3D-Aware Video Generation

November 15, 2022 ยท View on GitHub

Random Sample

3D-Aware Video Generation
Sherwin Bahmani, Jeong Joon Park, Despoina Paschalidou, Hao Tang, Gordon Wetzstein, Leonidas Guibas, Luc Van Gool, Radu Timofte

Project Page | Paper

Abstract: Generative models have emerged as an essential building block for many image synthesis and editing tasks. Recent advances in this field have also enabled high-quality 3D or video content to be generated that exhibits either multi-view or temporal consistency. With our work, we explore 4D generative adversarial networks (GANs) that learn unconditional generation of 3D-aware videos. By combining neural implicit representations with time-aware discriminator, we develop a GAN framework that synthesizes 3D video supervised only with monocular videos. We show that our method learns a rich embedding of decomposable 3D structures and motions that enables new visual effects of spatio-temporal renderings while producing imagery with quality comparable to that of existing 3D or video GANs.

Requirements

The codebase is tested on

  • Python 3.7
  • PyTorch 1.7.1
  • 4 NVIDIA GPUs (Tesla V100 32GB) with CUDA version 11.0

For additional python libraries, please install by:

pip install -r requirements.txt

Please refer to https://github.com/NVlabs/stylegan2-ada-pytorch for additional software/hardware requirements.

Dataset

Datasets have to be in a subdirectory, as the dataset class is setup for different splits / classes, e.g., position the videos as /path/to/dataset/subdirectory/{video_0...video_x}/{img_0...img_y}.png. Then specify /path/to/dataset as the dataset path Datasets can be downloaded here:

We resize FaceForensics and MEAD to the 256x256 resolution and TaiChi to the 128x128 resolution.

Pre-trained Checkpoints

You can download the pre-trained checkpoints used in our paper:

DatasetResolutionDownload
FaceForensics256Google Drive
FaceForensics (pre-trained on FFHQ)256Google Drive
MEAD256Google Drive
TaiChi128Google Drive

Train a new model

python run_train.py outdir=/path/to/experiment_output data=/path/to/dataset cache_metrics_dir=/path/to/experiment_output/metrics_cache spec=paper model=stylenerf_faceforensics resolution=256
  • Specify cache_metrics_dir in a cache directory, where the FVD calculations will be done
  • Change resolution to e.g. 128 for our TaiChi experiment
  • Set model=stylenerf_faceforensics to one out of {stylenerf_faceforensics,stylenerf_taichi,stylenerf_mead,stylenerf_sky} depending on the dataset
  • Add resume=/path/to/pkl to resume from a checkpoint
  • Add spec.ref_gpus=4 spec.mb=32 spec.mbstd=8 to change number of GPUs, total batch size, and batch size per GPU

Please check configuration files at conf/model and conf/spec. You can always add your own model config. More details on how to use hydra configuration please follow https://hydra.cc/docs/intro/.

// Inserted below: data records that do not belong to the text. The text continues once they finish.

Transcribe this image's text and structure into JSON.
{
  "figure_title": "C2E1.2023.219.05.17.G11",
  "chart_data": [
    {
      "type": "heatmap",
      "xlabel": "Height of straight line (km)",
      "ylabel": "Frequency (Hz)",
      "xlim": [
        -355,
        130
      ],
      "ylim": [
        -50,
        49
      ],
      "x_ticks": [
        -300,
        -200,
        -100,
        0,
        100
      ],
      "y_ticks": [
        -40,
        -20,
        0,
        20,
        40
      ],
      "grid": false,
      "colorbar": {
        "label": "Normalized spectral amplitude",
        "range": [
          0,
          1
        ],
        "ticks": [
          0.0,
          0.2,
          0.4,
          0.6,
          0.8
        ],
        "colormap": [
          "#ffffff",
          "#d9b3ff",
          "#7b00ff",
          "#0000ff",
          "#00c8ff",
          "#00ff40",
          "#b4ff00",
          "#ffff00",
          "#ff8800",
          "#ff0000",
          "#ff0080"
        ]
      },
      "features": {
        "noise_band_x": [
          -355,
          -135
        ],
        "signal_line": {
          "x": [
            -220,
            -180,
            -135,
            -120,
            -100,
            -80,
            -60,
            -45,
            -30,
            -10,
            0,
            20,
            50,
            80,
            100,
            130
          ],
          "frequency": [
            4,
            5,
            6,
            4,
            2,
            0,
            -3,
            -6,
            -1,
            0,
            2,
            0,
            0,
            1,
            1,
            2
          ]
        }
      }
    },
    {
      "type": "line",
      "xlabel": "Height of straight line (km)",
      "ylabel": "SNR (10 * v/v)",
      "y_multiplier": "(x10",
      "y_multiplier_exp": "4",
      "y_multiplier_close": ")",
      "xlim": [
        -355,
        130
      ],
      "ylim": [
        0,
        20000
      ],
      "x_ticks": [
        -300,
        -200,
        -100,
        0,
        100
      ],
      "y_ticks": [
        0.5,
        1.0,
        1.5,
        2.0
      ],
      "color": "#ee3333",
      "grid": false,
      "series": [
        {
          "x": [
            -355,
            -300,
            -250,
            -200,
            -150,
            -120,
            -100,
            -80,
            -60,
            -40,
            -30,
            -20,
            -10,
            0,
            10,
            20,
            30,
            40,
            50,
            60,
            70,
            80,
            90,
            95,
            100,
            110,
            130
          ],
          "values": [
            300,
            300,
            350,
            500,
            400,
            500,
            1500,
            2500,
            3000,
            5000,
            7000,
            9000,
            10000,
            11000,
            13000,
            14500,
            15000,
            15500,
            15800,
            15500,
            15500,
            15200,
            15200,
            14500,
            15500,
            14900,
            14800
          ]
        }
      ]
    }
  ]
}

Render videos with a pre-trained model

python generate.py --outdir /path/to/output --truncation_psi 1.0 --seeds 0 --network_pkl /path/to/network.pkl --render_program rotation_camera_yaw --time_steps 16 --n_steps 16
  • Change --render_program rotation_camera_yaw to any of the other rendering programs {rotation_camera_yaw,rotation_camera_yaw_pitch,front,front_zoom}
  • Change --seeds 0 to any other integer to render a content code with a different seed
  • Add --motion_seeds 0 or any other integer to render a content code with different motion codes

Or use visualize.sh to generate videos from 10 (or more) different seeds for all rendering programs directly.

Evaluate model

Use evaluate.sh to evaluate a trained model for the FVD metric.

License

Our main code is based on the StyleNeRF and DIGAN repositories, while our evaluation code follows the StyleGAN-V implementation. Hence, the majority of our code is licensed under CC-BY-NC, however, portions of this project are available under a separate license terms: all codes used or modified from stylegan2-ada-pytorch are under the Nvidia Source Code License.